Job training plays a curious role in American politics. On the one hand, nothing is less controversial than calls for a better-skilled workforce. On the other hand, over the years federal training initiatives have attracted a — somewhat deserved — reputation as a backwater of inefficient spending and unaccountable programs. Today, President Obama is signing into law the Workforce Innovation and Opportunity Act passed earlier this summer by the notoriously unproductive Congress has passed a compromise .
It's a revamping of the Workforce Investment Act, the Labor Department's main job training initiative. The Senate passed it overwhelmingly, 95-3, as did the House, 415-6. And the bill, while hardly a cure-all, is a step in the right direction.
The 1998 version of the Workforce Investment Act had some major problems. It was supposed to be reauthorized in 2003, but fell by the wayside during the Bush administration and has been on autopilot for over a decade. Neglected by Congress, its funding has slowly fallen off, even as politicians pay lip-service to the program's goals — according to data from the National Skills Coalition, funding for WIA programs has fallen from $4.7 billion in 2000 to around $2.9 billion today.
One reason Congress has been reluctant to pony up money is the need for structural reform. A 2011 GAO report found that the WIA system was a byzantine maze — 44 of the 47 WIA programs overlapped in scope with at least one other program. For example, all eight Native American-focused programs provided seven similar services but had different eligibility requirements.
On top of all that, WIA featured a messy accountability system. Different programs featured different metrics for different populations. Programs administered through job centers, which include things like matching people with jobs and helping them with workplace skills, had different metrics than adult education programs, which themselves had different metrics than programs for disabled people seeking help.
What the rewrite fixes
The new bill as passed by the Senate strips out 15 programs, 12 of which were unfunded last year, according to the National Skills Coalition. This represents a compromise between an older Senate version of the bill that had planned to cut 6 programs an older House version that would have cut 35. The bill will also streamline other areas, like by drastically cutting membership on state and local boards that govern workforce development. Those cuts will mean local business leaders will get greater voices in steering these boards' decisions, as National Journal reported.
Most importantly, several studies suggest job training programs under WIA work, though to varying degrees. A 2009 review of job training studies found that adult job training programs generally yield substantially higher wages for adult participants (as opposed to participants in youth programs).
That said, there are so many studies — from the Labor Department, from academics, from think tanks, all with different degrees of rigor — that figuring out exactly how helpful the WIA is has been nearly impossible. Some have found WIA programs to have modestly negative returns on investment. Ideally, the new yardsticks in the new bill will help solve that problem.
What the bill doesn't fix
One of the federal government's most expensive programs training programs, Job Corps, remains untouched, though many question its effectiveness.
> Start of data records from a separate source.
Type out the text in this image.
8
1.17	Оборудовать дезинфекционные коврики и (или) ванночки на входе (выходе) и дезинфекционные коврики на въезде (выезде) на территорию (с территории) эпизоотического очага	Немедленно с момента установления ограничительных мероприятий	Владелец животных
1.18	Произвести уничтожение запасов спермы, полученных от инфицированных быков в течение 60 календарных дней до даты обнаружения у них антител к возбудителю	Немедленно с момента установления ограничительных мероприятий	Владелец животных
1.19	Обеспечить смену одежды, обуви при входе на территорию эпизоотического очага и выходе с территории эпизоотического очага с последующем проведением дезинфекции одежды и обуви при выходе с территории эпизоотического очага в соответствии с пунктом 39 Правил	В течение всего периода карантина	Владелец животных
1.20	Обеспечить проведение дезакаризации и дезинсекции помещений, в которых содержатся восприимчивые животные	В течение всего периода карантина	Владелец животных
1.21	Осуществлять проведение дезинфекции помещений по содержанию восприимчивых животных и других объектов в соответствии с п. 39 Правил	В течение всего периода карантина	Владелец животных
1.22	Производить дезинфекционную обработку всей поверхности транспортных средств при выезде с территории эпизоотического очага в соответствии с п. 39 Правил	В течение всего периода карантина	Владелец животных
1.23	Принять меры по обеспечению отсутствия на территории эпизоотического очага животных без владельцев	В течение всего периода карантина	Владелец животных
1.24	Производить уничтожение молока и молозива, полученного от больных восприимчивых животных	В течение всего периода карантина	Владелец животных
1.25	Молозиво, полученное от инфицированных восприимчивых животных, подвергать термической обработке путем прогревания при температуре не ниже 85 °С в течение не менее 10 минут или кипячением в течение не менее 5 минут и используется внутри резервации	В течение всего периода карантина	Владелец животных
Job Corps is a program aimed at disadvantaged youth, age 16 to 24, and several studies have found that youth programs are among the least effective in all of WIA. According to that 2011 GAO report, as of fiscal year 2009 that program spent nearly $1.8 billion on 59,000 Job Corps participants, or nearly $30,000 per person. One of the biggest studies to date, a 2008 analysis published in the American Economic Review, showed that while graduates of the program initially saw wage and employment gains, those wore off after four years for everyone except the oldest participants.
In general, job training programs tend to work better for adults than youths, says Gary Burtless, senior fellow in economic studies at the Brookings Institution.
"That doesn't mean that we should reduce our efforts to try to help [youths]," he adds. "It means we should be much more systematic and careful in trying different strategies until we find some that work."
The new bill isn't so much an overhaul than a trimming with a few positive tweaks. The long delay also meant a bill that was created in the day of a booming, Clinton-era economy grew more and more out of date as the Great Recession creating a new pool of jobless Americans — the long-term unemployed who may need entirely new skill sets. For this reason, critics say the new bill should focus more firmly on longer-term investments in workers. As Politico reports, the bill does set aside 15 percent of funds for governors to use at their discretion, which may help states to keep their programs up to date.
The way forward
The question is what the end goal should be. In the opinion of Anthony Carnevale, director of Georgetown's Center on Education and the Workforce, the new WIOA act should be seen as a "placeholder" until the job training system is truly overhauled.
In his eyes, there are two main options: massively boost WIA funding or better coordinate Labor and Education Department programs. Education, he says, needs to focus less on graduating people from 4-year colleges and more on making sure people are going into programs, whether two- or four-year, that help them get into the workforce. Labor, meanwhile, needs to inform those students' decisions and better track how well educational programs are readying American workers.
"Either we turn the $6 billion [WIA system] into, say, a $200 billion system, which we're not going to do, or we use the horse that's available" — that is, the Education Department — "and we try to teach that horse some new tricks."